Each of the twelve tapes is also accompanied by a synopsis that usually is quite short—2­5 pages. The synopsis has been prepared by one of the Bucknell professors who directed the Northern Ireland Program and who has watched all of the tapes several times. The synopses not only provide a concise summary that may elude readers who simply watch single tapes. The synopses also put observations contained on the tapes in a broader context of the conflict in Northern Ireland and of the whole body of taped lectures presented here.

Discussion Questions

Each of the tapes is accompanied by discussion questions, usually three or four of them. When we teach this as an actual course we require that students answer one or two questions per lecture and their responses are the material that is graded. If the material is taught as a face­to­face course, students may be asked to prepare draft responses before class, present their drafts to the class, and this forms the basis of class discussion about the material. Students then can revise their draft response and submit that for a grade. Usually we ask students to complete six final responses over the course of the semester. This is equivalent to having them answer three midterm essay questions and three final exam questions. While the discussion questions form the pedagogical armature for a course, students value the questions because they provide a guide to viewing. They tell what the professor thinks are the key issues being presented on the tape and often these issues are subtle, hidden, and not points viewers would pick up unless they were prompted ahead of time to look for commentary on points raised by the questions. It is helpful to read the discussion questions before watching the tape and to keep the questions in mind as organizing themes for the materials.

Project Assignments

This course is built around watching and analyzing videotapes that are part of the Bucknell in Northern Ireland video archive. The lectures and personal accounts that make up the archive give a rich and complex account of the sources of conflict, the historical unfolding of political events, and the personalities and strategic actions that led the Troubles to develop, unfold, and finally be somewhat resolved.

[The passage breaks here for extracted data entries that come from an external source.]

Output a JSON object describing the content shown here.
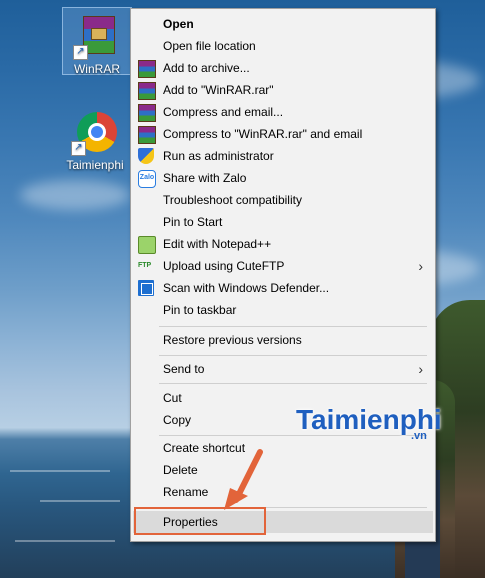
{
  "desktop": {
    "icons": [
      {
        "label": "WinRAR",
        "icon": "winrar-icon",
        "selected": true
      },
      {
        "label": "Taimienphi",
        "icon": "chrome-icon",
        "selected": false
      }
    ]
  },
  "context_menu": {
    "items": [
      {
        "label": "Open",
        "icon": null,
        "bold": true
      },
      {
        "label": "Open file location",
        "icon": null
      },
      {
        "label": "Add to archive...",
        "icon": "winrar-icon"
      },
      {
        "label": "Add to \"WinRAR.rar\"",
        "icon": "winrar-icon"
      },
      {
        "label": "Compress and email...",
        "icon": "winrar-icon"
      },
      {
        "label": "Compress to \"WinRAR.rar\" and email",
        "icon": "winrar-icon"
      },
      {
        "label": "Run as administrator",
        "icon": "shield-icon"
      },
      {
        "label": "Share with Zalo",
        "icon": "zalo-icon"
      },
      {
        "label": "Troubleshoot compatibility",
        "icon": null
      },
      {
        "label": "Pin to Start",
        "icon": null
      },
      {
        "label": "Edit with Notepad++",
        "icon": "notepadpp-icon"
      },
      {
        "label": "Upload using CuteFTP",
        "icon": "cuteftp-icon",
        "submenu": true
      },
      {
        "label": "Scan with Windows Defender...",
        "icon": "defender-icon"
      },
      {
        "label": "Pin to taskbar",
        "icon": null
      },
      {
        "label": "Restore previous versions",
        "icon": null
      },
      {
        "label": "Send to",
        "icon": null,
        "submenu": true
      },
      {
        "label": "Cut",
        "icon": null
      },
      {
        "label": "Copy",
        "icon": null
      },
      {
        "label": "Create shortcut",
        "icon": null
      },
      {
        "label": "Delete",
        "icon": null
      },
      {
        "label": "Rename",
        "icon": null
      },
      {
        "label": "Properties",
        "icon": null,
        "highlighted": true
      }
    ],
    "zalo_icon_text": "Zalo",
    "cuteftp_icon_text": "FTP"
  },
  "watermark": {
    "text": "Taimienphi",
    "sub": ".vn"
  },
  "colors": {
    "annotation": "#e2643a",
    "watermark": "#1f5fbf",
    "menu_bg": "#f2f2f2"
  }
}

Because the context and historical events are complex and hard to understand for newcomers to the events, this course urges students and other new viewers to watch the tapes in a particular order and to make use of support resources that make viewing easier and more meaningful. Transcripts will make many of the tapes easier to understand. Analytic comments give a summary overview of the content of a tape and of the historical meaning of the material included. Discussion questions focus attention on issues discussed in the lectures but that might not be apparent as major themes to new viewers. It is as difficult to watch these tapes as it would be to read texts. The first priority is for people to actually watch the tapes and watch with focus and thoughtfulness. That sounds easy, but if people fail to do that they will not understand what is going on in other tapes. In this course we had students do various kinds of work both to help them develop analytic thinking about the troubles and to have them do some creative research and synthesizing work. We ask students to keep a running blog on their thoughts and impressions as they view tapes. We ask them to complete discussion questions that then can be a focus of class discussions. Student responses to the discussion questions might be graded to provide an assessment basis for the work they do. The major task of this class is a video essay in which students use materials from the archive, from other written and video materials they find, to produce a creative essay presented in the form of a video tape. In the video essays our students produced for this class that are included in the Student Showcase, the authors provided a voiceover narrative giving the content of the analysis while showing pictures that illustrate key events and personalities. We include some intermediate assignments that help students to think about selecting a topic to focus on or to develop their skills at writing the sort of narrative that will form the backbone for their video essay. Outside of the class context, some students did independent projects exploring a major analytic theme and using archive materials to develop and present their ideas. Some of those tapes include voiceover. Other tapes simply assemble fragments of tape to create a coherent story that otherwise would not be apparent to viewers of the archive.